Through all the female pain.
I say I walk but in truth
there is no word for the locomotion
that I do.
The poems that make up Niina Pollari’s Path of Totality move through shock and sorrow, disbelief and grief, citing an anticipation that had suddenly, unbearably, gone dark. “All I have are facts and memories.” she writes, to open the prose poem “Facts and Memories.” “Facts are things that cannot be changed, and memories are impressions of a time when I did not yet know my own face contorted like this. // Facts are: Her weight and length. // Memories are: My loneliness. // After the fact, I invent a narrative. I see the story, its rising action, its fall. We all do this.” Throughout, Pollari works to plainly document her grieving as much as understand and work through it, moving through guilt, heartbreak, grace, silence and transformation. As the second section of the sequence “Animals” writes:
In human grief the cognitive response slows
As the human brain tries to understand the event
After an interruption to its sense of pattern
We always say I didn’t think things like this happened
The implication being to people
like us even though death
is the only fact
But crows do not have a
hard time acknowledging the fact
Instead they move right into righteous anger
Becoming agitated upon seeing other crows dead
And never forgetting the circumstances
There is such an emotional upendedness to her narratives, writing plainly and clearly of a variety of tasks through and around such a devastating loss, simultaneously dream-like, allowing the writing to display the impossibility of belief and feeling throughout.
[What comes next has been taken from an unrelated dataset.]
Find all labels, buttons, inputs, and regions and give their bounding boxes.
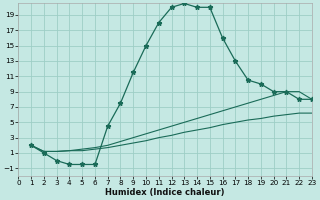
X-axis label: Humidex (Indice chaleur): Humidex (Indice chaleur) bbox=[105, 188, 225, 197]
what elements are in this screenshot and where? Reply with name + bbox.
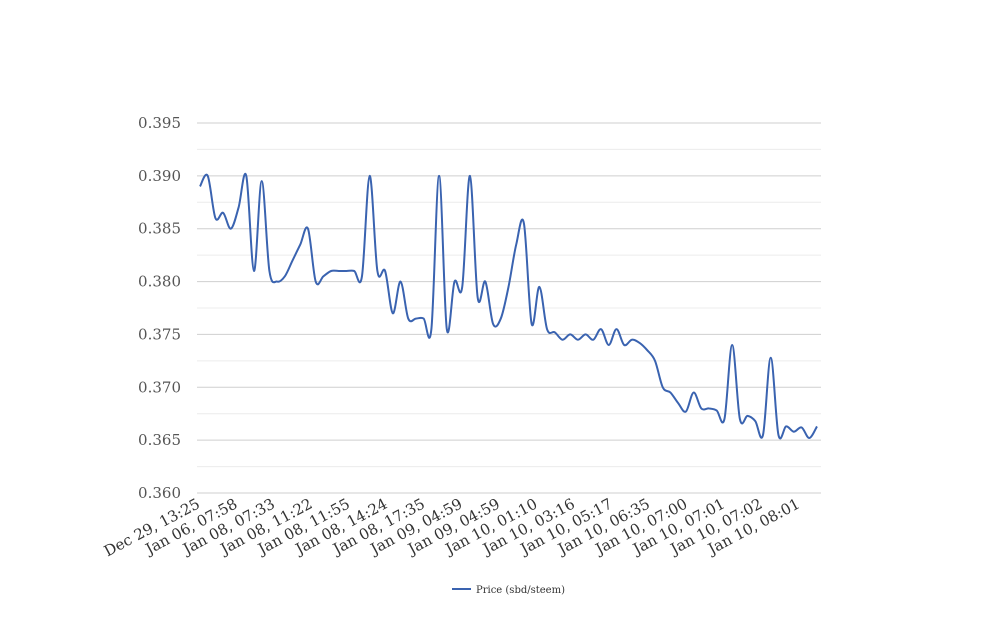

As the extended lyric “Hungry Ghost” writes: “The funeral director, my husband, and me // I ordered a small caffeine-free tea // I needed to order something // To pretend we were there // For a normal reason // On this day in October // Just days after my daughter // Came out of me not breathing [.]” This is a remarkable collection, one that pulls the threads of self and sorrow and remains, somehow, coherent throughout, and manages, despite the weight of such a sorrow, to reach a kind of solace; or at the very least, the beginnings of a way to continue forward. Towards the end of the collection, the prose sequence “Sunflower,” she writes:
I realize now that you came from the eclipse. You were sucked back into it when it was over, when our time together came to an end. You were beautiful and world-ending. You shocked me with your beauty, and I became so scared.
A blind spot burned into my retina. A permanent hole, like film chewed up by heat.
Sunflowers are sunny. Why wouldn’t that be.